This is one of those horrible situations where I don’t know what to do for the best. I wrote last week about a reset but nothing ever came of it. As per usual, we kinda just got on with our lives together but apart. Nothing has improved, nothing has got worse either.
We went away last weekend for my Mum’s birthday. There was no arguing, no falling out, no disagreements. Maybe we were all on our best behaviour because of the occasion. I’ve come home and things are not any better. We still have not talked about our problems. We have still not discussed the issues which beset our relationship. We are still not a cohesive unit and perhaps never will be again. Stuck, trapped, settling, I have used all these words and more to describe this relationship. It’s a tough situation to be in at my age.
One of the major issues which prevented me from moving on was the financial implications of moving out. I think that if I could wave a magic wand and fix all of our financial issues I would be in a better place to move on. The irony is that we would probably be in a better place in our relationship. I use relationship in the loosest possible terms. There’s no intimacy here. We don’t have any. We share a bed but its for sleep, and sleep only.
Last week when I wrote reset I was desperate for somewhere to go. This house we are in feels like a millstone around our necks. It needs so much work doing to it before it would sell as a ‘proper home’ and we do not have the money to do the things we need to do. The other issue was where would I go? Recent changes to the rules around tenants mean that I wouldn’t easily be able to evict my tenant out of my old house so I could move back in. This would leave me living in a rental, paying far more than I would have to if I was back in my old house.
Yesterday I got a message from my tenant to say that they are vacating early next year. Does everything happen for a reason? I would normally, immediately, start looking for a new tenant, but on this occasion I have not. Maybe I am destined to move back in there. It would be easy. They are leaving so I do not have to go through a difficult eviction process. My house will be empty. Should I move back in? Tough choices coming up.
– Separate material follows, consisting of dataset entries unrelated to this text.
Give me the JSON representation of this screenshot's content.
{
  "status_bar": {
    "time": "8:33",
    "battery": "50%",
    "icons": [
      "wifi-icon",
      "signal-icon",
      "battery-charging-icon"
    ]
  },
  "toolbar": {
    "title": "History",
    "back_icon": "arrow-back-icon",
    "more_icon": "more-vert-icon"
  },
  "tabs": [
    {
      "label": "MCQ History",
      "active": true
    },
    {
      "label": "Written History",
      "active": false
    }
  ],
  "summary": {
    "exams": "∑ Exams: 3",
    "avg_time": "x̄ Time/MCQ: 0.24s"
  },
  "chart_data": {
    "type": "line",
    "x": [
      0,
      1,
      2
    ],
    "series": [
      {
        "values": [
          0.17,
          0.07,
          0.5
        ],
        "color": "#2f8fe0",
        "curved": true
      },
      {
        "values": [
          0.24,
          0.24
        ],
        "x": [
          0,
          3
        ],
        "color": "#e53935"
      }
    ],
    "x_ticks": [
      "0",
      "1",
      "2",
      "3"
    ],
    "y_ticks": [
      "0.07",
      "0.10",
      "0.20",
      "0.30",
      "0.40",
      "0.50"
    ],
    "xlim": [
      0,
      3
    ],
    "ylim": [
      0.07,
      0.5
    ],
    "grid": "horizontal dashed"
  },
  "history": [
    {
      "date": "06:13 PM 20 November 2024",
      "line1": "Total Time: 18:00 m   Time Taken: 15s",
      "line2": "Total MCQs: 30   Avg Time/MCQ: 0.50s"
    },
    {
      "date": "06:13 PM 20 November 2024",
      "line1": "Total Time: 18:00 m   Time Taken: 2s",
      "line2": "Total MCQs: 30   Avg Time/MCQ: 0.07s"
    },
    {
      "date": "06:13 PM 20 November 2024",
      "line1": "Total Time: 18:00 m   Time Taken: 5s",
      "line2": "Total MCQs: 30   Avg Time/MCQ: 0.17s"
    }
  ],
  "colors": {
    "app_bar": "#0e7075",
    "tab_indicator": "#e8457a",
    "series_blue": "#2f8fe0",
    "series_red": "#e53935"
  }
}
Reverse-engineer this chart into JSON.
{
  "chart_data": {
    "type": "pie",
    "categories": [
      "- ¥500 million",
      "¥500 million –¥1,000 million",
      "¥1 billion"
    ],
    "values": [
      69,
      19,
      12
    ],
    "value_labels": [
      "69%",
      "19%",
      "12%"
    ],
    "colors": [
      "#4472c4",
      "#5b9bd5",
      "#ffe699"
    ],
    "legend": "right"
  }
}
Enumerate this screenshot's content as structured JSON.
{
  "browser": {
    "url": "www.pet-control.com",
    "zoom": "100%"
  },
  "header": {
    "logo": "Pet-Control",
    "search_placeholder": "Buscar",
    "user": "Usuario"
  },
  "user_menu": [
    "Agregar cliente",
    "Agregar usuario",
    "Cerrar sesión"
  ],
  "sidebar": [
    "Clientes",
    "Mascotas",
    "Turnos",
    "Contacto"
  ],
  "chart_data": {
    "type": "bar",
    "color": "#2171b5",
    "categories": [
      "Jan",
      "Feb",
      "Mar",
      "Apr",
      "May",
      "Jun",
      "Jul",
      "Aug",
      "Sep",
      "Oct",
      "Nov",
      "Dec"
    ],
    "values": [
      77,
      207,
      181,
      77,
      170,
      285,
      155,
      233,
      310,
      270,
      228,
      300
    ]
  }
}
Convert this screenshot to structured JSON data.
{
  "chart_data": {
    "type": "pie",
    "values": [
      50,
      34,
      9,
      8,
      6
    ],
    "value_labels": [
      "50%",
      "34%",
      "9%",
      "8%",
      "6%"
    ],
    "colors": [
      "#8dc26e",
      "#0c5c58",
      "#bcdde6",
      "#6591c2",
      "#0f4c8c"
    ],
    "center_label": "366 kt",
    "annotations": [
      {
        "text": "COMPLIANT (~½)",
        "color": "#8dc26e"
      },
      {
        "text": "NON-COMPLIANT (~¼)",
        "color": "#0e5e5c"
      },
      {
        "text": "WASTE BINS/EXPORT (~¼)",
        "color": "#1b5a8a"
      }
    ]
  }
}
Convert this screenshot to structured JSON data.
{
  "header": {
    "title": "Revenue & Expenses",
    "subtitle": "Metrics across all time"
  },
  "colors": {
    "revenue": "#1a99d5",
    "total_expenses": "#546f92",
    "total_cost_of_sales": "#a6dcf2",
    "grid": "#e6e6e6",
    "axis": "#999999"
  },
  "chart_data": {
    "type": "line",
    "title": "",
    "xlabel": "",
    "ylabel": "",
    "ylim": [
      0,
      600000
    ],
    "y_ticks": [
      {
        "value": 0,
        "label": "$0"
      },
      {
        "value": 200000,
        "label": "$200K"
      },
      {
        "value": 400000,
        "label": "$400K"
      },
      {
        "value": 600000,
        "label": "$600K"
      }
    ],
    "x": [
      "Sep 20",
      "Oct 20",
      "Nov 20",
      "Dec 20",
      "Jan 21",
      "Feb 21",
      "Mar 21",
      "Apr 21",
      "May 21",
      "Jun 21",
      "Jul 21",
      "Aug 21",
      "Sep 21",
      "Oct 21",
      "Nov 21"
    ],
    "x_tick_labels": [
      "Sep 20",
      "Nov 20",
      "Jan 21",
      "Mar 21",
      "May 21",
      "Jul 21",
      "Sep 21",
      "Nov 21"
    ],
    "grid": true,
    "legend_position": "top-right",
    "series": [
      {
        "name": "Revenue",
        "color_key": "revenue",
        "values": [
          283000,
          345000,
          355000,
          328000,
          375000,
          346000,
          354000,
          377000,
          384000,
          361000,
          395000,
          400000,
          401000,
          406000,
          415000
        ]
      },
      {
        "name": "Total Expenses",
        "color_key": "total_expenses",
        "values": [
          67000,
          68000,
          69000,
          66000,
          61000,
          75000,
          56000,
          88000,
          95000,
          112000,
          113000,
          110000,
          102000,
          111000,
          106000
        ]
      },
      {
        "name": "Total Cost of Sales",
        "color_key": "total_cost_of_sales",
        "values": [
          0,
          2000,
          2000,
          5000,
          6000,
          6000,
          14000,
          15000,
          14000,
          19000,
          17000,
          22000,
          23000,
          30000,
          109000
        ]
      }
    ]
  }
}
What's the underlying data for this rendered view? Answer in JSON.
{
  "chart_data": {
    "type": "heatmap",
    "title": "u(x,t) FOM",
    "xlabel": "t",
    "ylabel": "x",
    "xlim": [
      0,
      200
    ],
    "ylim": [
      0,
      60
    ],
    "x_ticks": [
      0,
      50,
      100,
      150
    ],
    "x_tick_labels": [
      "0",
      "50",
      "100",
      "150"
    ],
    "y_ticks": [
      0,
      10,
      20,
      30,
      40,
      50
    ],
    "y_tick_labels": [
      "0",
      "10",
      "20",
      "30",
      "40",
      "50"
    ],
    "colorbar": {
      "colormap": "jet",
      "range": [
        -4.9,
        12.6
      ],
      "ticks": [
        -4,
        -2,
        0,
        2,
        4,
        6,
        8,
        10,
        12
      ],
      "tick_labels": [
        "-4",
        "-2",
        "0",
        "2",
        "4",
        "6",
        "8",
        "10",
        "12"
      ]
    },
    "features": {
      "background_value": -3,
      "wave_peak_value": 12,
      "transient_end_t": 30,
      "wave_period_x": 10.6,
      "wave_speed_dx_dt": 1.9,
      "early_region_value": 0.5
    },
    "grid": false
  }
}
I’m meeting Terry on Wednesday and I need to talk this through. I also need to go through the financial situation and see if I can manage with the situation I will find myself in. As mush I as I would love to have the boys on a 50/50 basis, I probably can’t do that due to my work. So I will likely end up paying maintenance for them for the rest of my working life. The good news on that front is that soon I will not have to pay for Tom any longer.
I really don’t know what to do for the best. Before anything I need to sit down with her and talk about it. Can we pull victory from the jaws of defeat or do I need to accept the reality of the situation and admit that it’s over.